In the past few years delinquencies have fallen steadily, reaching a 22- year low with momentum from refinancings into low-rate mortgages during the refinancing boom.
The reversal of that trend "is consistent with the deteriorating trend in consumer credit across the board including mortgages, consumer loans, and credit cards," said Sung Won Sohn, chief economist at Norwest Corp.
"The bottom line is that consumers are too far stretched in debt, and that is especially true for low- and moderate-income Americans, who have done most of the borrowing," Mr. Sohn said.
"Delinquency rates, while still low by historical standards, may have reached their cyclical bottom, and this could be the beginning of an upward trend," said Paul Reid, president of the Mortgage Bankers Association.
Most of the deterioration in the third quarter was in the 30-day past due category, which rose 0.11% from the previous quarter to 2.86% of all loans. Loans that were 60-days past due rose 0.01% to 0.64% of all loans. The most serious delinquency category, of loans 90-days or more past due, fell by 0.03% to 0.74% of all loans.
Delinquencies for conventional loans rose to 2.88% of all loans, up 0.20% from the previous quarter. Delinquencies on government-insured FHA loans rose 0.09% to 7.45% of all loans. For Veterans Administration loans, the delinquency rate fell 0.04% to 6.34% of all loans.

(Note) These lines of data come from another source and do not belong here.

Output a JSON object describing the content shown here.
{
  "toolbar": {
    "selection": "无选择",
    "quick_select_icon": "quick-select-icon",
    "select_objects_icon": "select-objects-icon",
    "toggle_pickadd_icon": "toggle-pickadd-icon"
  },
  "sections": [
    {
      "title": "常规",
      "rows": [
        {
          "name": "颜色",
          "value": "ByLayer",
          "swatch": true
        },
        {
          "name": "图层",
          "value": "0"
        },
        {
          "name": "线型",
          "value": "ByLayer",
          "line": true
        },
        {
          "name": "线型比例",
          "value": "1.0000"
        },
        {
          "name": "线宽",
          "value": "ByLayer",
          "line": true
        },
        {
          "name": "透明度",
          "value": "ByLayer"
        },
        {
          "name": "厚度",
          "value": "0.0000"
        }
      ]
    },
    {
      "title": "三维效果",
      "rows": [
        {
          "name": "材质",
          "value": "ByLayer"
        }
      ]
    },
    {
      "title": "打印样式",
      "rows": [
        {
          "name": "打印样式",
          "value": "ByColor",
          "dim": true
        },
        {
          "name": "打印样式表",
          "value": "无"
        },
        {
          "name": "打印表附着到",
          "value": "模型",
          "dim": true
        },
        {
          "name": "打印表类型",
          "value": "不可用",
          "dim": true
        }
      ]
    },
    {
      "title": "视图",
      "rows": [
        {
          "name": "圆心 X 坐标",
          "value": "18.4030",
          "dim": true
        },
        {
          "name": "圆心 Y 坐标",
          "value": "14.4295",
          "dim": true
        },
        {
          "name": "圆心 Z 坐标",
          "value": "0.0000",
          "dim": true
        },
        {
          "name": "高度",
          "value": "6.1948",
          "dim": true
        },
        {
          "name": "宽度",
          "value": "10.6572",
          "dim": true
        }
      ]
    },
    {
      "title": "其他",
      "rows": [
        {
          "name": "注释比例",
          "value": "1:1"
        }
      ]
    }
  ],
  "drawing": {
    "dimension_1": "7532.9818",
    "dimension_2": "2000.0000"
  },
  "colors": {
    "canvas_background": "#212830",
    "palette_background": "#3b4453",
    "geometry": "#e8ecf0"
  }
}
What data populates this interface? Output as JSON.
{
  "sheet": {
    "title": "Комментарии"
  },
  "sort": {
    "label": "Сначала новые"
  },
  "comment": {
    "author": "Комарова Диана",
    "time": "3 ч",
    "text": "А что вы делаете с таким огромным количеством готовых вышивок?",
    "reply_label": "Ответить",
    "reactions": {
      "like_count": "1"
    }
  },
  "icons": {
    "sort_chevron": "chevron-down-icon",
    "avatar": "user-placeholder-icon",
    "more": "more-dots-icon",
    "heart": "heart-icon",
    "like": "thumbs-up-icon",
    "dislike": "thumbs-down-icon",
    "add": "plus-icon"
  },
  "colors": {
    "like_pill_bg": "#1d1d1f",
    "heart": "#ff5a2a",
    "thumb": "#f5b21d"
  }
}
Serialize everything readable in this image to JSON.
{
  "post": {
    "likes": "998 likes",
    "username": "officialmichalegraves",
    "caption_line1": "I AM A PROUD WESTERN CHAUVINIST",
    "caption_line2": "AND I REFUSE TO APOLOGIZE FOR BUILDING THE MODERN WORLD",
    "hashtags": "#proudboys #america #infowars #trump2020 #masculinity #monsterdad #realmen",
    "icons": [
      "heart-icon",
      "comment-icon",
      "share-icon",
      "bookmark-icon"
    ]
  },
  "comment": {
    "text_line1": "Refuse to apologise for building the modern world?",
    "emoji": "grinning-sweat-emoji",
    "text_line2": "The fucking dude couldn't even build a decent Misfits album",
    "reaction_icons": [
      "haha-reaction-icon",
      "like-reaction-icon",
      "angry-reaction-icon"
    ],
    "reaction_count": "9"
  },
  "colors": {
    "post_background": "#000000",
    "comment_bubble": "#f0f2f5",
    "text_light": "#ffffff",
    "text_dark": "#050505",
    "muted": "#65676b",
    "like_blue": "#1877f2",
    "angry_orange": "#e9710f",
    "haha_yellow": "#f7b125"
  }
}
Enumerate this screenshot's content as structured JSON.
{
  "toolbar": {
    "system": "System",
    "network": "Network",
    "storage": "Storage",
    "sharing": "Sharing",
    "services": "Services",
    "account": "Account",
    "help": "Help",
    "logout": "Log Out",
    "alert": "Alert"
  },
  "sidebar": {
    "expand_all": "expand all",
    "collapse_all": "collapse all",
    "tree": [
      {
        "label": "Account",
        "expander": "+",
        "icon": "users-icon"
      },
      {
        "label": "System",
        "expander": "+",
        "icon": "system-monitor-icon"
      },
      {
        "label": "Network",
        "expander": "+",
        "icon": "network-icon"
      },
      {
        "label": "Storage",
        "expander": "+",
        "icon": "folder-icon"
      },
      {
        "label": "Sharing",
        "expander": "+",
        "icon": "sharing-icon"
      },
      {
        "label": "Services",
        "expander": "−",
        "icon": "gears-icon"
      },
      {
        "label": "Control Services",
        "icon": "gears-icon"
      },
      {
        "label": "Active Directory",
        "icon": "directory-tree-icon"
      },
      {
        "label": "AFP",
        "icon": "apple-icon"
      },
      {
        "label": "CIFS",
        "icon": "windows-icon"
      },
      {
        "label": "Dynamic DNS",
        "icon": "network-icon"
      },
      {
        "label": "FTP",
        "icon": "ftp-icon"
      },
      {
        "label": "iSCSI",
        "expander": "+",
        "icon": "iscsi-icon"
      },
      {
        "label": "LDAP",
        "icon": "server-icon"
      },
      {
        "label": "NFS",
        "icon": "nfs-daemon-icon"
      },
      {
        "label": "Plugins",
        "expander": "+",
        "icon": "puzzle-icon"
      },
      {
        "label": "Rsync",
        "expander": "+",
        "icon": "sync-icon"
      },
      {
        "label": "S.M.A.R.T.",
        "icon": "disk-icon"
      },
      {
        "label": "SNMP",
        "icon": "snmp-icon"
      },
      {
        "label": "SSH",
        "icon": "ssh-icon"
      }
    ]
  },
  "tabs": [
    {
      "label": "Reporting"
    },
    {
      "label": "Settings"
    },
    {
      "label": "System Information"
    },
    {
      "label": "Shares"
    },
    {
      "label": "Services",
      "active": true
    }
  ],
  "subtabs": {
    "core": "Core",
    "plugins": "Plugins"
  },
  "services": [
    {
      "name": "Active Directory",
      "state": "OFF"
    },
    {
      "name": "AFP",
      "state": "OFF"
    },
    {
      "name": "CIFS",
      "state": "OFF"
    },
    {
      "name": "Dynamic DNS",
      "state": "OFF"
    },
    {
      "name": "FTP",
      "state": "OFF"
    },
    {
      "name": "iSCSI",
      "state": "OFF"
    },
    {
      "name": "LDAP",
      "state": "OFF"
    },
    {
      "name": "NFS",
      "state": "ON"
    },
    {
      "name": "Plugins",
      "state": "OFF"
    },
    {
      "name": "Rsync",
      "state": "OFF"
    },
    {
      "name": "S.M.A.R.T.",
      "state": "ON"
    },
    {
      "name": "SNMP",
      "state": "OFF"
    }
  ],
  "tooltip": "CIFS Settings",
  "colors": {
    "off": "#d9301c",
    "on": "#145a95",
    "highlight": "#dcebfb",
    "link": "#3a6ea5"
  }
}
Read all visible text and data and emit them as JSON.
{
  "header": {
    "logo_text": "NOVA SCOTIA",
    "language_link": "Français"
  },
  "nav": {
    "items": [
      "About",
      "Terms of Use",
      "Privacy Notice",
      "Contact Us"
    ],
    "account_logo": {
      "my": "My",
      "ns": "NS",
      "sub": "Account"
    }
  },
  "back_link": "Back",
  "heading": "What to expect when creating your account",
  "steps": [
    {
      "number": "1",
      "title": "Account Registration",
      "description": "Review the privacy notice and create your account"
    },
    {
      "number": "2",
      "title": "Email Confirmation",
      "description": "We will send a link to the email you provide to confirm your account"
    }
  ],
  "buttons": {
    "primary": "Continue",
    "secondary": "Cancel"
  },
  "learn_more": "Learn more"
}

Jonathan Gray, an analyst at Sanford C. Bernstein & Co., New York, laid the blame for rising delinquencies squarely on the surge in low-down- payment lending.
"For the past two years, loan originations where the borrower puts down only 5 to 10% as opposed to the more normal 20% down payment have been running at historically high levels," Mr. Gray said.
Such loans accounted for almost half of total originations in 1994 and the first half of this year, compared with a historical average of about 30%, he said.
He calculates that such loans default three times more frequently than loans with 20% down. The result: delinquencies will rise steadily next year and then substantially in 1997 and 1998, even if the economy is strong, Mr. Gray said.
"The mix of originations has shifted to much more leveraged transactions, and you are virtually assured of rising delinquencies and defaults over the next two to three years," he said.
Economist Mark Zandi of Regional Financial Associates agreed that low- down-payment loans made in the past couple of years would push up mortgage delinquencies throughout 1996, no matter what happens with the economy.
But he said he remained relatively optimistic for two reasons. The latest round of refinancings and improvements in house prices will work to hold down mortgage delinquencies, he said.